For much of history, knowlege has existed only in an unstructured format, and it has remainded that way until recently. The huge number of texts that have been made available as a result of digitization opens up new possibilities for researchers to access and analyze information at a quantitative level - a process that was never possible before.

Within the Department of English at Simon Fraser University (SFU), Professor Margaret Linley has assembled a research team that is taking on the challenge of developing machine reading techniques for the literary analysis of texts. 

Her project studies the Lake District travel books, digitized by Linley with SFU Special Collections and hosted by SFU Library. The team will investigate different machine reading systems for the books themselves, as well as webpages that describe the literary, historical, geographical and cultural context of the travel books.  

Machine reading is the process of extracting structured information from unstructured data, and it can be used to analyze and reveal new insights on a large scale. This has the potential to transform research in the digital humanities through a similar approach called “distant reading”. This approach finds statistical patterns in collections of literary texts, tracks how ideas, genres, topics and even moods and emotions circulate, and extracts relationship networks of characters. 

Linley’s project is partially funded by the Next Big Question fund (NBQ) on behalf of SFU's Big Data Initative, which invests in knowledge mobilization projects that have the potential to transform the big data field. By enabling cross-disciplinary expertise in the capabilities of machine reading systems, Linley and her team are evolving natural language processing, machine learning, and big data analysis. 

"Our interdisciplinary research would not have been possible without NBQ funding, and the results of our explorations represent a major breakthrough in developing approaches to machine learning for digital humanists," says Linley.

This project will build machine reading expertise for SFU's Big Data Hub, and the effects of this project are being felt across the university. "Thanks to NQB funding, the work we have done places this project on the leading edge of the field of digital humanities research, while simultaneously building expertise in machine learning across disciplines at SFU and beyond."

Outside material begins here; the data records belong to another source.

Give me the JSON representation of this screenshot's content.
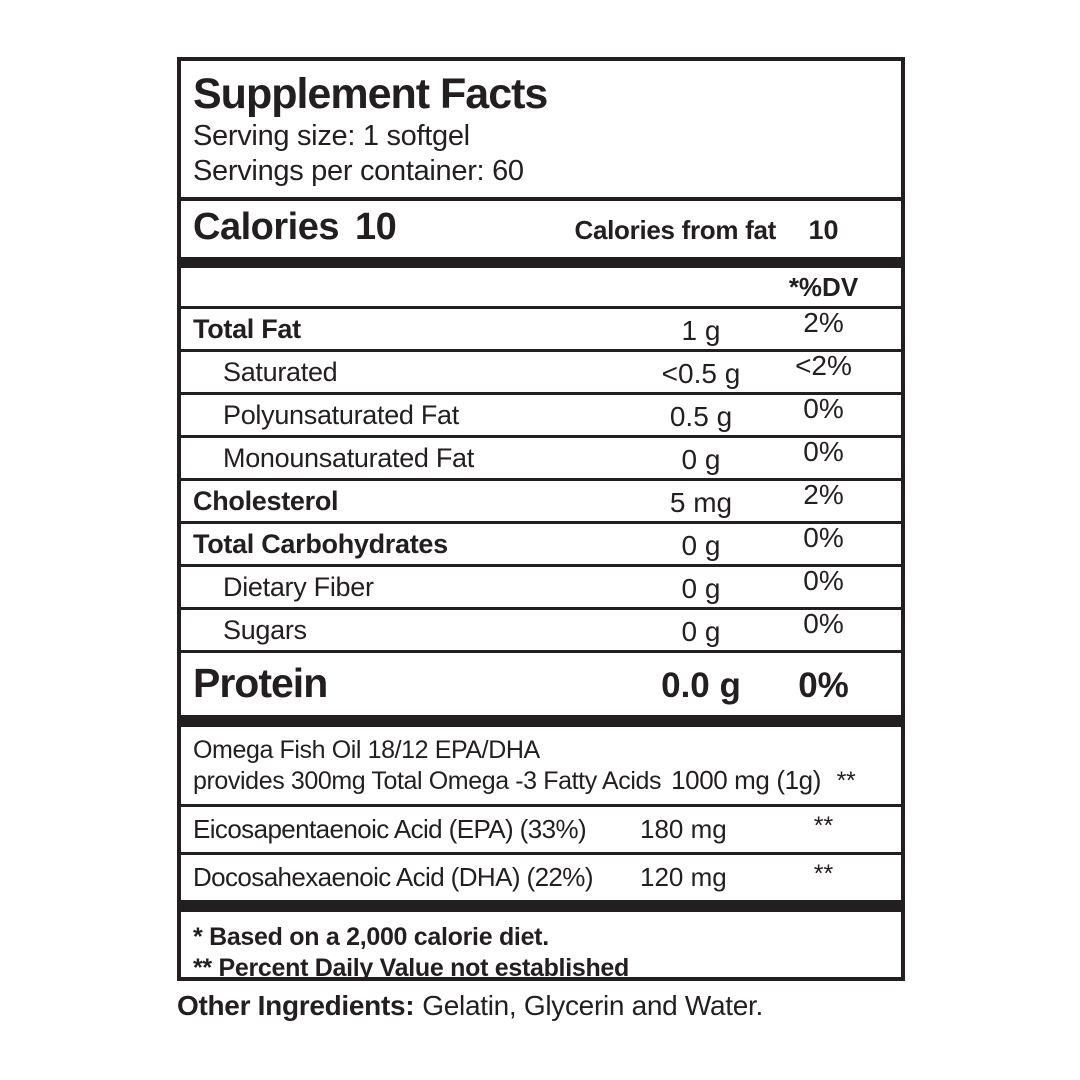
{
  "label": {
    "title": "Supplement Facts",
    "serving_size": "Serving size: 1 softgel",
    "servings_per_container": "Servings per container: 60",
    "calories": {
      "label": "Calories",
      "value": "10",
      "from_fat_label": "Calories from fat",
      "from_fat_value": "10"
    },
    "dv_header": "*%DV",
    "rows": [
      {
        "name": "Total Fat",
        "amount": "1 g",
        "dv": "2%"
      },
      {
        "name": "Saturated",
        "amount": "<0.5 g",
        "dv": "<2%"
      },
      {
        "name": "Polyunsaturated Fat",
        "amount": "0.5 g",
        "dv": "0%"
      },
      {
        "name": "Monounsaturated Fat",
        "amount": "0 g",
        "dv": "0%"
      },
      {
        "name": "Cholesterol",
        "amount": "5 mg",
        "dv": "2%"
      },
      {
        "name": "Total Carbohydrates",
        "amount": "0 g",
        "dv": "0%"
      },
      {
        "name": "Dietary Fiber",
        "amount": "0 g",
        "dv": "0%"
      },
      {
        "name": "Sugars",
        "amount": "0 g",
        "dv": "0%"
      }
    ],
    "protein": {
      "label": "Protein",
      "amount": "0.0 g",
      "dv": "0%"
    },
    "supplements": [
      {
        "name_line1": "Omega Fish Oil 18/12 EPA/DHA",
        "name_line2": "provides 300mg Total Omega -3 Fatty Acids",
        "amount": "1000 mg (1g)",
        "dv": "**"
      },
      {
        "name": "Eicosapentaenoic Acid (EPA) (33%)",
        "amount": "180 mg",
        "dv": "**"
      },
      {
        "name": "Docosahexaenoic Acid (DHA) (22%)",
        "amount": "120 mg",
        "dv": "**"
      }
    ],
    "footnotes": [
      "* Based on a 2,000 calorie diet.",
      "** Percent Daily Value not established"
    ],
    "other_ingredients": {
      "label": "Other Ingredients:",
      "text": "Gelatin, Glycerin and Water."
    },
    "colors": {
      "ink": "#231f20",
      "background": "#ffffff"
    }
  }
}
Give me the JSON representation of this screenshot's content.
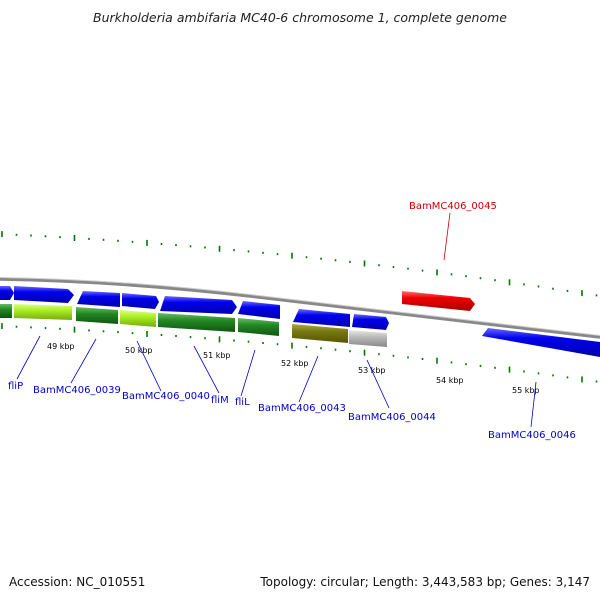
{
  "title": "Burkholderia ambifaria MC40-6 chromosome 1, complete genome",
  "footer": {
    "accession": "Accession: NC_010551",
    "summary": "Topology: circular; Length: 3,443,583 bp; Genes: 3,147"
  },
  "ruler_labels": [
    "49 kbp",
    "50 kbp",
    "51 kbp",
    "52 kbp",
    "53 kbp",
    "54 kbp",
    "55 kbp"
  ],
  "gene_labels": [
    {
      "text": "fliP",
      "color": "#0000cc"
    },
    {
      "text": "BamMC406_0039",
      "color": "#0000cc"
    },
    {
      "text": "BamMC406_0040",
      "color": "#0000cc"
    },
    {
      "text": "fliM",
      "color": "#0000cc"
    },
    {
      "text": "fliL",
      "color": "#0000cc"
    },
    {
      "text": "BamMC406_0043",
      "color": "#0000cc"
    },
    {
      "text": "BamMC406_0044",
      "color": "#0000cc"
    },
    {
      "text": "BamMC406_0045",
      "color": "#cc0000"
    },
    {
      "text": "BamMC406_0046",
      "color": "#0000cc"
    }
  ],
  "colors": {
    "cds_forward": "#0000ee",
    "cds_reverse": "#0000ee",
    "highlight_gene": "#ee0000",
    "cog_light_green": "#aaee22",
    "cog_dark_green": "#228822",
    "cog_olive": "#777711",
    "cog_gray": "#bbbbbb",
    "tick_green": "#007700"
  }
}
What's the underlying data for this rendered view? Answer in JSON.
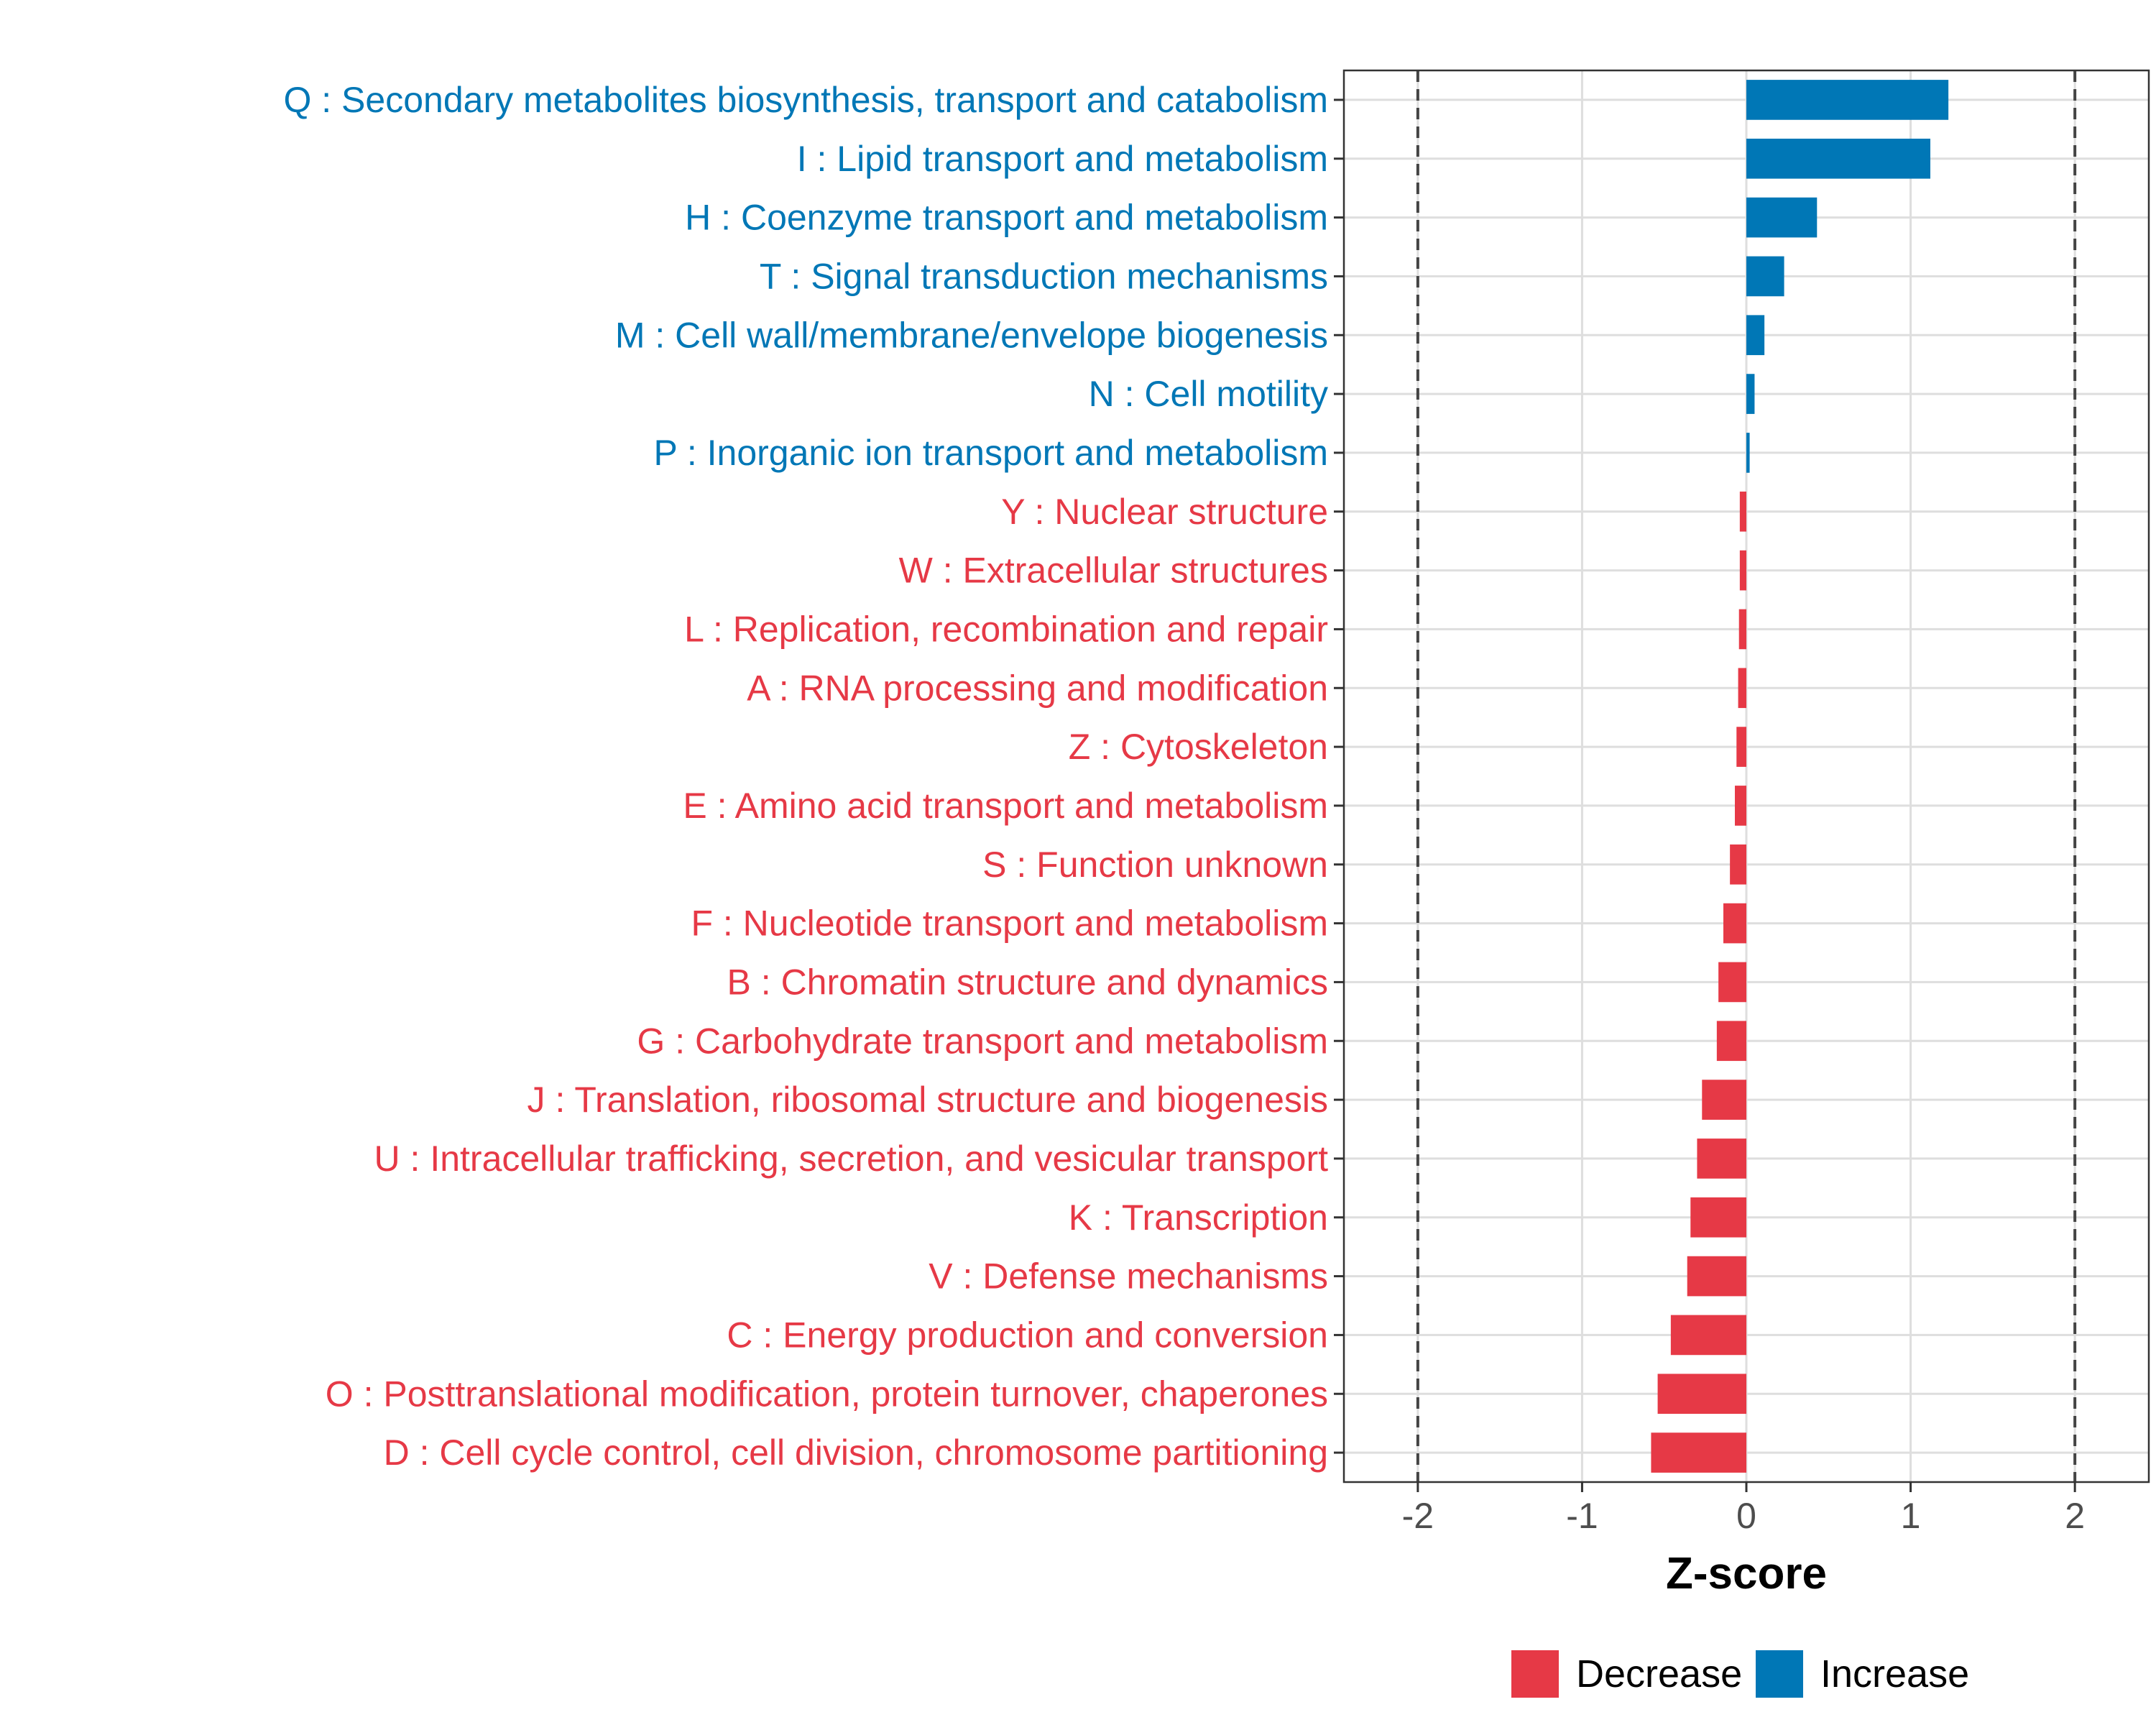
{
  "chart_data": {
    "type": "bar",
    "orientation": "horizontal",
    "categories": [
      "Q : Secondary metabolites biosynthesis, transport and catabolism",
      "I : Lipid transport and metabolism",
      "H : Coenzyme transport and metabolism",
      "T : Signal transduction mechanisms",
      "M : Cell wall/membrane/envelope biogenesis",
      "N : Cell motility",
      "P : Inorganic ion transport and metabolism",
      "Y : Nuclear structure",
      "W : Extracellular structures",
      "L : Replication, recombination and repair",
      "A : RNA processing and modification",
      "Z : Cytoskeleton",
      "E : Amino acid transport and metabolism",
      "S : Function unknown",
      "F : Nucleotide transport and metabolism",
      "B : Chromatin structure and dynamics",
      "G : Carbohydrate transport and metabolism",
      "J : Translation, ribosomal structure and biogenesis",
      "U : Intracellular trafficking, secretion, and vesicular transport",
      "K : Transcription",
      "V : Defense mechanisms",
      "C : Energy production and conversion",
      "O : Posttranslational modification, protein turnover, chaperones",
      "D : Cell cycle control, cell division, chromosome partitioning"
    ],
    "values": [
      1.23,
      1.12,
      0.43,
      0.23,
      0.11,
      0.05,
      0.02,
      -0.04,
      -0.04,
      -0.045,
      -0.05,
      -0.06,
      -0.07,
      -0.1,
      -0.14,
      -0.17,
      -0.18,
      -0.27,
      -0.3,
      -0.34,
      -0.36,
      -0.46,
      -0.54,
      -0.58
    ],
    "groups": [
      "Increase",
      "Increase",
      "Increase",
      "Increase",
      "Increase",
      "Increase",
      "Increase",
      "Decrease",
      "Decrease",
      "Decrease",
      "Decrease",
      "Decrease",
      "Decrease",
      "Decrease",
      "Decrease",
      "Decrease",
      "Decrease",
      "Decrease",
      "Decrease",
      "Decrease",
      "Decrease",
      "Decrease",
      "Decrease",
      "Decrease"
    ],
    "xlabel": "Z-score",
    "ylabel": "",
    "xlim": [
      -2.45,
      2.45
    ],
    "xticks": [
      -2,
      -1,
      0,
      1,
      2
    ],
    "xtick_labels": [
      "-2",
      "-1",
      "0",
      "1",
      "2"
    ],
    "reference_lines": [
      -2,
      2
    ],
    "grid": true,
    "legend": {
      "position": "bottom",
      "items": [
        {
          "label": "Decrease",
          "color": "#E63946"
        },
        {
          "label": "Increase",
          "color": "#0077B6"
        }
      ]
    },
    "colors": {
      "Decrease": "#E63946",
      "Increase": "#0077B6"
    }
  }
}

Beyond the English disciplines, extracting knowledge from texts through machine reading can expand the frontiers of arts and science more broadly. With support from the NBQ Fund, Linley and her team were enabled to overcome disciplinary boundaries to create cross-disciplinary collaboration to harness the transformative technology of machine reading. Now a partnership between researchers in Computer Sciences, Big Data, Linguistics and English is expanding leadership in this field to enhance the big data cluster. Lastly, the project is preserving qualitative digital research for years to come by offering unique mentoring and training opportunities for future innovators and leaders in machine learning and digital humanities.